I ventured into fish farming in 2005 after I had attended a farming meeting in the area where agriculture extension workers introduced the concept (fish farming) to us,” Kasumbu told Malawi News Agency (Mana).
Kasumbu, a member of Kakhuta fish farming club, has four dams where he breeds cat fish and tilapia sold to fish mongers and several supermarkets in Lilongwe. He also uses the dam for irrigating maize which he grows around it (the dam) three times a year.
“Fish farming has helped me a lot. I realize about K1, 300,000 from my fish farming business which I harvest twice a year in June and December. I make about K700, 000 from the June harvest and about K300, 000 from the December harvest.
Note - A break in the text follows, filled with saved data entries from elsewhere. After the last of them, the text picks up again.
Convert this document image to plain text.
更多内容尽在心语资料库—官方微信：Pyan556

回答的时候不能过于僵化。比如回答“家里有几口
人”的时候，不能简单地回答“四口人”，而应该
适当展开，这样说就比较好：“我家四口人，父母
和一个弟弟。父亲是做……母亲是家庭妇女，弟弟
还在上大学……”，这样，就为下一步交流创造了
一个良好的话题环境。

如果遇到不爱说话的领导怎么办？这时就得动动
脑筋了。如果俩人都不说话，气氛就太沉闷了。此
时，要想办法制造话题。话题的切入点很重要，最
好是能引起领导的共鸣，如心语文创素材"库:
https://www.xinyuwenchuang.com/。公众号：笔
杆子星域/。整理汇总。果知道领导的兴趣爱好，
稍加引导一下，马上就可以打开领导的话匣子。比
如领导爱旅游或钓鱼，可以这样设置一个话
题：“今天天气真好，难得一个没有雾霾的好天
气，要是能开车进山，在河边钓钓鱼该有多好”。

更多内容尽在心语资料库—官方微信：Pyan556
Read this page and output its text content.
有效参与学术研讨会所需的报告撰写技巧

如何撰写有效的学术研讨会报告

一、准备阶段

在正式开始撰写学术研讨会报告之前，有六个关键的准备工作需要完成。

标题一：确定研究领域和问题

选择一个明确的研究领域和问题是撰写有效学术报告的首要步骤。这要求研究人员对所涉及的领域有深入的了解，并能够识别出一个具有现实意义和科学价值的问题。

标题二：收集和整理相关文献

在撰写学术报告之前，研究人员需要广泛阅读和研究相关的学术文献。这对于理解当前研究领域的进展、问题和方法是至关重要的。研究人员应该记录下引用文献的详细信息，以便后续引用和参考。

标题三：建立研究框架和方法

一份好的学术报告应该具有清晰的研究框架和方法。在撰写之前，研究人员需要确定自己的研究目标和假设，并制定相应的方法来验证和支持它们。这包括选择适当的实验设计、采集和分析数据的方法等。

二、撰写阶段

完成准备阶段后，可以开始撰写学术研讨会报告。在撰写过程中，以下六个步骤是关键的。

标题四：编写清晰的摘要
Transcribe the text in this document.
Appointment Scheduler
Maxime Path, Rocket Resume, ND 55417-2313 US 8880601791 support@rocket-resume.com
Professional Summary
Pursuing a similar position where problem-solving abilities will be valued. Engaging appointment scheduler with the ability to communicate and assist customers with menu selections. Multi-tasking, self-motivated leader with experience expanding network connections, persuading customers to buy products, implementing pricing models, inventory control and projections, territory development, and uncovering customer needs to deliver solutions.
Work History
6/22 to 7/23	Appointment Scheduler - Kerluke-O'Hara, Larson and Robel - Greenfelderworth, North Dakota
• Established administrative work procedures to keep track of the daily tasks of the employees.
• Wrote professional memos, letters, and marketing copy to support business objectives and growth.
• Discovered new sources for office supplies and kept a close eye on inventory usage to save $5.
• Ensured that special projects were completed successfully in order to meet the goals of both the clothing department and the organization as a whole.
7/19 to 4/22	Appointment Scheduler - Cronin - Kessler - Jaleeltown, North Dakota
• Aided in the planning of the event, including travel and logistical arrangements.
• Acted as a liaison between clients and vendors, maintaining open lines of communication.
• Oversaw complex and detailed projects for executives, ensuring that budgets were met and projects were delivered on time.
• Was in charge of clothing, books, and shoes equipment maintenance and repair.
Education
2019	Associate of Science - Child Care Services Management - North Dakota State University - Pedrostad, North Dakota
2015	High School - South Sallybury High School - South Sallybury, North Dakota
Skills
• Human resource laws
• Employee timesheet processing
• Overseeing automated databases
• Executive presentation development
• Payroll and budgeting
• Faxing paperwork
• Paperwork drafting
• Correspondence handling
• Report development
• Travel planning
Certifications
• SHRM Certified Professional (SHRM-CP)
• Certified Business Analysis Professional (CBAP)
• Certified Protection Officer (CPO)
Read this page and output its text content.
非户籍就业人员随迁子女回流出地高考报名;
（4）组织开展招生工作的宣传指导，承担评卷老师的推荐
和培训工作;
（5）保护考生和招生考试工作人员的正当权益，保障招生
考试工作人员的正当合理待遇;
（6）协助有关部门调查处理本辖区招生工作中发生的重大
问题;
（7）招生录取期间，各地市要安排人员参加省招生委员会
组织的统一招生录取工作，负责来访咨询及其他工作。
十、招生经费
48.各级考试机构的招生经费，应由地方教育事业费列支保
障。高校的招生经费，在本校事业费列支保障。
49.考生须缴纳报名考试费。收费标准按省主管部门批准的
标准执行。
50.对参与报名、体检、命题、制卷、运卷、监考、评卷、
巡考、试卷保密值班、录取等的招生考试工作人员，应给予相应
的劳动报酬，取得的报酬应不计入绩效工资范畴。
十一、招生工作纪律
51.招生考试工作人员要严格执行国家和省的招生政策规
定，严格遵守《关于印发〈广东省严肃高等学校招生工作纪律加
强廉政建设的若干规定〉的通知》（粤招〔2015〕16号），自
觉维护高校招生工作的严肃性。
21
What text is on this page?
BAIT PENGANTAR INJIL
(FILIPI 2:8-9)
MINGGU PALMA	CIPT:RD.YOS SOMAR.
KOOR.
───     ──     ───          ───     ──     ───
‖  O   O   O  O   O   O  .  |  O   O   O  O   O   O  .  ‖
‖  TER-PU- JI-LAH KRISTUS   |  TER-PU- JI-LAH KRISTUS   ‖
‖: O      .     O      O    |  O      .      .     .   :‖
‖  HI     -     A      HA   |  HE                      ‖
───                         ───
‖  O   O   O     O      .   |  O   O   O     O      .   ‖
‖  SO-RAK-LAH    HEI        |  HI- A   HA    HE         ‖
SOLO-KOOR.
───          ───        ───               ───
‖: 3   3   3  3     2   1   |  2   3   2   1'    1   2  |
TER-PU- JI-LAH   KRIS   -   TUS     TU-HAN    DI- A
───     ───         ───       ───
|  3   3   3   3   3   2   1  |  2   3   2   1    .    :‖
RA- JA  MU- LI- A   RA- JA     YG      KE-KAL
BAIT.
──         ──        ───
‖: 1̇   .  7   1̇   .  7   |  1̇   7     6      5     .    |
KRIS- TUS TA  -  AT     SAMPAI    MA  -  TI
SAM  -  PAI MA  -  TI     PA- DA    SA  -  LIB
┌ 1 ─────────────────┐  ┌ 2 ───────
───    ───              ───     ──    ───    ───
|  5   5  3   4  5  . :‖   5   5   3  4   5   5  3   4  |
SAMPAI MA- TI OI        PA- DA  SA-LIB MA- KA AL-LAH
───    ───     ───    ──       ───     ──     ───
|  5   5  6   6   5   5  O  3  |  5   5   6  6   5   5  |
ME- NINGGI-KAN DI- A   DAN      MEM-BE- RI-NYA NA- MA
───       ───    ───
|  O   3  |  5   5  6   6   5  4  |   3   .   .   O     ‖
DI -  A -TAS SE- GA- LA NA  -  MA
“I also breed pigs which I sell at K30, 000 per pig and sell maize which I grow through irrigation around the dams. I have just started breeding cattle,” said Kasumbu whose farm business operates under the name Fish and Green Gardens.
Kasumbu says he has built two houses in Kawale township of Lilongwe, has two commercial buildings which he rents out and is constructing another in his village, has a fish market and bought a motor cycle through the fish business.
“Today I am the opposite of what I was in 2005. I live a comfortable life; I am able to take care of my wife and three children. I now train others on how to be successful in fish farming business. I do not regret going into fish farming,” said Kasumbu.
District Fisheries Officer, Idah Kandiuze told Mana that Lilongwe District Council through her office is encouraging fish farming in all 18 Traditional Authorities as one alternative agribusiness to tobacco whose market price has been declining in recent years.
“We introduced fish farming to provide an alternative agribusiness to tobacco which government is replacing with several other agribusinesses following the global anti-smoking campaign. We encourage farmers to form fish farming clubs where we train them in fish farming business. We have seen an increase in demand for fish farming,” said Kandiuze.
Kandiuze’s office helps farmers to construct fish dams through funding from the Local Development Fund and other projects being implemented by non-governmental organizations. Farmers are also encouraged to use the dams for irrigation farming to ensure food security.
“When farmers request for fish dams, we train them on how to manage the dams in clubs. Once the dam is constructed, we encourage them to operate as a business unit which breed fish and use the surrounding area for irrigation farming to ensure food and financial security,” said Kandiuze.